サイフォン方式を利用した灌がい用水路で、長さは800mに達する。今から50年ほど前に地元の人々(土地改良区)により建設されたものである。(現在は地域全体の灌がい水を調整する安積疏水土地改良区が管理している)

かつて、この地域は周囲より一段高い位置にあるため、水利の面で水田が造れなかった。しかし、高低差を利用したサイフォン方式の採用によって、宿願であった稲作が可能となったのである。米が十分に自給できなかった時代、人々の米作りに対する執念、情熱が作り上げた傑作といえる。
この風景は、地域の美しい田園風景の一部になっており、いつまでも残したい景観の一つである。
(写真:郡山市三穂田地内にて)


ひつじ田(ひつじだ)

2012年11月23日 | 風景や景観

秋、刈り取ったあとの稲株から再生した稲を「ひつじ」といい、「ひつじ田」とは、一面にひつじの生えた田のことである。ひつじは、早刈りした稲ほどよく伸び、まれに穂をつけるまで生長することもある。

ひつじを「ひこばえ」と呼ぶこともある。

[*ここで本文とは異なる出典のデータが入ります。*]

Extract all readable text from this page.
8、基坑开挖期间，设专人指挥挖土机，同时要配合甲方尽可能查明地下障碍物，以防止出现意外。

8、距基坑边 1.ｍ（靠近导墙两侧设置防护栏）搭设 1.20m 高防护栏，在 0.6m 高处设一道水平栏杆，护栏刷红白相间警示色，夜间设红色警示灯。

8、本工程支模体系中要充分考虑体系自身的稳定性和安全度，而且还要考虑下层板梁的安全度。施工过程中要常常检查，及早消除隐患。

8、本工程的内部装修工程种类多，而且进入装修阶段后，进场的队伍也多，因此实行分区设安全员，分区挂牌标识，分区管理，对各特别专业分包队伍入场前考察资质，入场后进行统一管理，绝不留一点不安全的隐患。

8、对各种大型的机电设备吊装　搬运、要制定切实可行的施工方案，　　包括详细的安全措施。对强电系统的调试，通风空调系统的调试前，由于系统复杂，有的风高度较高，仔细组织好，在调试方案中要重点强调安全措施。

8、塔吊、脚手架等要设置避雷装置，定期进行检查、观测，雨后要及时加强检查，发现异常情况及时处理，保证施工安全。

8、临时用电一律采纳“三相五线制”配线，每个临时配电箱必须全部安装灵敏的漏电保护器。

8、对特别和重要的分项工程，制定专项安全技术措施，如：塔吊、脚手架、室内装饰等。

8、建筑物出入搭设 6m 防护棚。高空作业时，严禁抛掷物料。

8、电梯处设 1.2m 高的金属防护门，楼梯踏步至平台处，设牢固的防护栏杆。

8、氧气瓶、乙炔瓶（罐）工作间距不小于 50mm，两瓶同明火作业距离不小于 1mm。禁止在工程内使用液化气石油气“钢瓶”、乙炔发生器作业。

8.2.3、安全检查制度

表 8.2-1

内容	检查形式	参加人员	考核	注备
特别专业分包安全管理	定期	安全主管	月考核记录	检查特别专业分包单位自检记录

ただ、ひこばえ(蘖)は、草や木の切り株から出た芽を指す点でひつじと同じであるが、春の季語とされており、稲に対して使うのは不適当かも知れない。
ちなみに、「ひつじ」は漢字で、禾へんに魯と書く。その意味は、漢辞海(三省堂)によれば、野生の稲のことだという。

やっとここまで成長し、緑を保ち続けた「ひつじ田」も、やがて霜にあい枯れてしまうことを思うと何となく儚さが胸をよぎる。
(写真:郡山市片平町内にて)


初秋の美女池

2012年10月06日 | 風景や景観

静御前が身を投げたとされる伝説の池。
兄頼朝に追われた義経は奥州平泉へと逃れた。その後を追った静御前は、下僕の小六と乳母のさいはらを供に安積の里へとたどり着くのであるが、その最後の峠を越える途中で小六を亡くしてしまうのである。静は嘆き悲しみ、涙を止めることができなかったが、気を取り直して化粧を整え先を急いだという。幸い村人の好意で地元の花輪長者の屋敷に案内され、ここでしばらくの間、村の娘などに針を教えた。そんなある日、ひとづてに義経が亡くなったことを知った静は、絶望のあまり、さいはらと共に近くの池に身を投げるのである。いつしか人々はその池を美女池と呼ぶようようになったという。

この地域には、今でも静御前堂はじめ小六峠、小六塚、針生(はりう)、化粧坂(けわいざか)といった地名が残る。静御前伝説は全国に数多いが、この地域のように話の流れが地名となって伝えられているところは少ないと思われる。
(写真:郡山市大槻町美女池上地内にて)


冬の安積山(あさかやま)

2012年02月21日 | 風景や景観

安積の地(郡山市)より望む額取山(ひたいとりやま、1009m)の冬の姿。別名を安積山という。

「安積香山 影さへ見ゆる山の井の 浅き心をわが思わなくに」
この歌は万葉集に収められ、古くから安積山の歌として有名。
安積山は歌枕にもなっている。また、
平成20年、滋賀県信楽町の遺跡からこの歌が墨書された木簡が見つか
り、全国的に大きな話題となったことも記憶に新しい。

ところが、悩ましいことに、地元には二つの安積山が存在している。
一つは写真の額取山、もう一つは元禄時代、松尾芭蕉が奥の細道行脚で
立ち寄った奥州街道沿いの安積山(小高い山)である。